Key concerns

Recent departures by the two most senior figures at French buyout firm PAI Partners may have represented an unprecedented upheaval for such a large firm – as well as triggering a “key-man clause” in its €5.4 billion fifth buyout vehicle – but such moves may become more of a trend in the industry as poor performance roils firm leadership structures.

In a move described by one limited partner as an “internal coup”, Dominique Mégret announced he would step down as chief executive immediately and relinquish his position as chairman in January 2010, while Bertrand Meunier, a member of the firm’s executive committee, will also leave the firm. Mégret said he would be leaving to spend more time with his family, while Meunier said he would be departing to pursue new personal challenges.

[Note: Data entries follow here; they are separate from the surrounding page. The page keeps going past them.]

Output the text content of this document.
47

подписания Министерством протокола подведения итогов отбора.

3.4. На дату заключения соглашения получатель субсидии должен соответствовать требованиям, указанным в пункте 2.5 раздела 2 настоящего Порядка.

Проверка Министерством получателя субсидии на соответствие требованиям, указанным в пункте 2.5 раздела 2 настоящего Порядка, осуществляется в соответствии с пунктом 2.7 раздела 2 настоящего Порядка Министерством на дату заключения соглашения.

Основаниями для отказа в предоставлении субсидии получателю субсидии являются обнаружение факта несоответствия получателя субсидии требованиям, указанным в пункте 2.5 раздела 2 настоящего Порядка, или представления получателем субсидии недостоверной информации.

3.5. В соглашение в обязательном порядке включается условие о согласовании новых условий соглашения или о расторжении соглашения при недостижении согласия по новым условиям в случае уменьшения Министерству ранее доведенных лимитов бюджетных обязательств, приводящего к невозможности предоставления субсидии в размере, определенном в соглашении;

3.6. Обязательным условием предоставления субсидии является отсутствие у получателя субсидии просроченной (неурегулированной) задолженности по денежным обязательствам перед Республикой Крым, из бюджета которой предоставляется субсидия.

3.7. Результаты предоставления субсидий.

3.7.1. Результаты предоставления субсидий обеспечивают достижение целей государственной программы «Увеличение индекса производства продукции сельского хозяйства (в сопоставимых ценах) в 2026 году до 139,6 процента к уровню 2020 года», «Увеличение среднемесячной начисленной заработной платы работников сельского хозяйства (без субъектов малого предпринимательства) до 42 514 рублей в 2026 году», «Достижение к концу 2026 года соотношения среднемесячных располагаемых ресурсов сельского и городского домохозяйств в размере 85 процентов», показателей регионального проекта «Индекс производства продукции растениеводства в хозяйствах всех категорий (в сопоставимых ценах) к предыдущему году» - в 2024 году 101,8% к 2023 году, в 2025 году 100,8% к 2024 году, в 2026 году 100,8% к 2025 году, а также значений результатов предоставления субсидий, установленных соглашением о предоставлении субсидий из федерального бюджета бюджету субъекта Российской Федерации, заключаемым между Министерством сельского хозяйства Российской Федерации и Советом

Mégret’s replacement joined the firm last year only two months after it closed Fund V, meaning the fund’s approximately 130 LPs will legally have the option of suspending investment from the fund or closing the fund altogether, given key personnel changes at the management company. However, a source close to PAI said it is too early to say whether matters such as fund size or fee arrangements will be renegotiated.

When asked about such potential key-man issues, new PAI CEO Lionel Zinsou told the Financial Times: “I have no doubt that we have a base of investors who are totally committed to PAI and prepared to accept the argument that we are improving management.”

Roger Singer, a partner in the fund formation practice of Clifford Chance, said that whether Mégret’s surprise retirement triggers any remedies, the fund’s investors have more power as a result. “Assuming PAI intends to raise another fund in the future, it will have an interest in maintaining its relationships with its investors and that gives the investors if they act together a decent amount of leverage to make particular demands.”

More importantly, while he says it has been relatively uncommon to have enough key people resign to cause a “key man” event in a larger fund, departures like Mégret’s may become more common in the future.

“I think that there is a significant risk that some number of teams will find lots of their people, key men or otherwise, leaving if the environment doesn’t turn around,” Singer said. “The reason that managers used to stay was because the carry that they had an interest in had a significant value, and the likelihood of raising future funds was high and there was a lot to give up by departing. What we are seeing now is that there are lots of people who are in positions where the financial incentives no longer work to keep them there.”

This could especially be true for less diversified firms if LPs are reluctant to work out deals to increase incentives for their deal teams. “If you are in a less diversified place, even if you are a successful buyout shop, and are basically managing funds two and three and both of them are underwater, then what are you sticking around for?” Singer says. “I think that is the scarier thing for LPs.”